Why do you think this system has not been introduced in other member states?

My own country, Italy, doesn’t support this traffic light system. They have opposed it in the Council because they said this would damage the Mediterranean diet. Italy and some other member states have some reservations, because it would negatively affect, for example, the sale of Italian ham, or parmesan.
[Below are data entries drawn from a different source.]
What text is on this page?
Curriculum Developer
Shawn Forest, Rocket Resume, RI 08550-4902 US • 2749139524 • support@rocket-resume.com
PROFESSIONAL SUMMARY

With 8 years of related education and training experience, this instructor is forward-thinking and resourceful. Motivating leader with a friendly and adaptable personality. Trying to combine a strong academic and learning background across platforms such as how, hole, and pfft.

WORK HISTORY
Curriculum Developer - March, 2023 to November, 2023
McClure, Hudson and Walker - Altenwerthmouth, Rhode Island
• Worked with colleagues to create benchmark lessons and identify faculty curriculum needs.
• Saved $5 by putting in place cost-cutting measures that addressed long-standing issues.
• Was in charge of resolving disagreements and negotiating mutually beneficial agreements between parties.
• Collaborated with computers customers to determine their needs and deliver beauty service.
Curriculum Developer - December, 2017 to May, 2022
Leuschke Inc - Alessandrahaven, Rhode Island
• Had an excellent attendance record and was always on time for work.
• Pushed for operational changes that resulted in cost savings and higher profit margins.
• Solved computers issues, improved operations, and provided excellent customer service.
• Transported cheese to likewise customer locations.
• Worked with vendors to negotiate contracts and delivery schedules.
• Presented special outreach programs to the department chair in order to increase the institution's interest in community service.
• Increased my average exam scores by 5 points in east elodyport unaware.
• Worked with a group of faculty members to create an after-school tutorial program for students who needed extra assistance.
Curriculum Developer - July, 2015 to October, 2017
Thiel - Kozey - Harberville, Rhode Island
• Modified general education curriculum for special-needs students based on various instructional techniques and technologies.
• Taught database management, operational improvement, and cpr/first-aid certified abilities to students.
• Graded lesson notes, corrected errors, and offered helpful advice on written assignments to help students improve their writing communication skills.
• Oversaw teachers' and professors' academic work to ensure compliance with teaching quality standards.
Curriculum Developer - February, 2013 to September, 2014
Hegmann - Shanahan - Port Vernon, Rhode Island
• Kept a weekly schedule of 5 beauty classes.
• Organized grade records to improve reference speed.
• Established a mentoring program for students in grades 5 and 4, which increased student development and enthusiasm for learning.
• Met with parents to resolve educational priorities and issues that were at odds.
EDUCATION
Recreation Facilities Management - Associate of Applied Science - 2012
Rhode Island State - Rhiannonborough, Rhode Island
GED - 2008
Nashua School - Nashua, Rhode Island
I’m Italian, and I know that if you have slices of Parma ham, and mozzarella, together with vegetables, it’s a balanced meal. I also know that in Italy, the true Mediterranean diet is no longer used as it was before. Mothers don’t have time to cook, and food and vegetables are so expensive that many people cannot afford them. This means that the Mediterranean diet needs to be reconsidered a little bit because of changes in the prices of the fruit and vegetables.

Some Italian companies are saying that the sale of Italian products in the UK has decreased due to the traffic light system, but they don’t provide evidence of this. The idea is to take the traffic light system into the concept of a balanced diet, in the context of general education of consumers about how to have a balanced diet. I really don’t see it as a threat to Italian products.

What’s good for you, might not be good for me, and the other way around. If you have a really fatty milk, it could, for example, be good for a pregnant woman or a baby. How does the traffic light system handle that kind of complexity?

It just says, ‘If you buy this candy bar or lasagna, it contains a certain amount of fat, sugar and salt’, and then you’re informed about what you’re eating because most of the time, maybe you don’t realise the amount of sugar, or you are unaware that something which is sweet can contain a lot of salt.

We don’t just say that we want this traffic light system. We say that we want a life-course approach. We want media campaigns to promote diets containing the right amount of fruit and vegetables, and we want physical activity to be promoted throughout the life course of consumers. Indeed, the diet is crucial in preventing chronic diseases. Nutrition and diet have both a positive and negative effect in the prevention and management of chronic and cardiovascular diseases. We have to act, and we have to use different tools to ensure that consumers know what they are eating, and that they make healthy choices. The traffic light system is a tool, but it cannot work alone. We also need education on nutrition in schools.

Are you not afraid that with new knowledge and research being published constantly, that you would also have to change these recommendations in the traffic light system all the time?

We consider it a basic consumer right to know what’s in a product. This should especially apply to food, because we are what we eat.  We know that people care about what they eat and they should know what’s in their food. That’s a golden rule which, from our perspective, will never change.

When it comes to scientific evidence from a consumer perspective, it’s about being informed about the general diet. What’s a balanced diet? What is needed in order to stay healthy? Every day we hear about a new diet. I’m not a dietician, but in general, I think that the recommendation of a balanced diet with different ingredients, eating a little bit of everything, and eating fruit and vegetables would not change. The scientific evidence, which would be developed over the years, will always mention fruit and vegetables, a balanced diet, and physical activity, no matter which studies are made.

When it comes to scientific evidence in general, it’s important that it’s not biased, that it’s made by independent experts based on data coming from different countries, as there are different approaches towards diets. Also when we look at behaviors and diets, it’s important to have an EU-wide perspective.

It’s good that science is helping policymakers in making decisions. It’s important that decisions are always evidence-based, especially when we have the available evidence. Policymakers have to read it, and to take action of the basis of what they know. That’s the best they can do.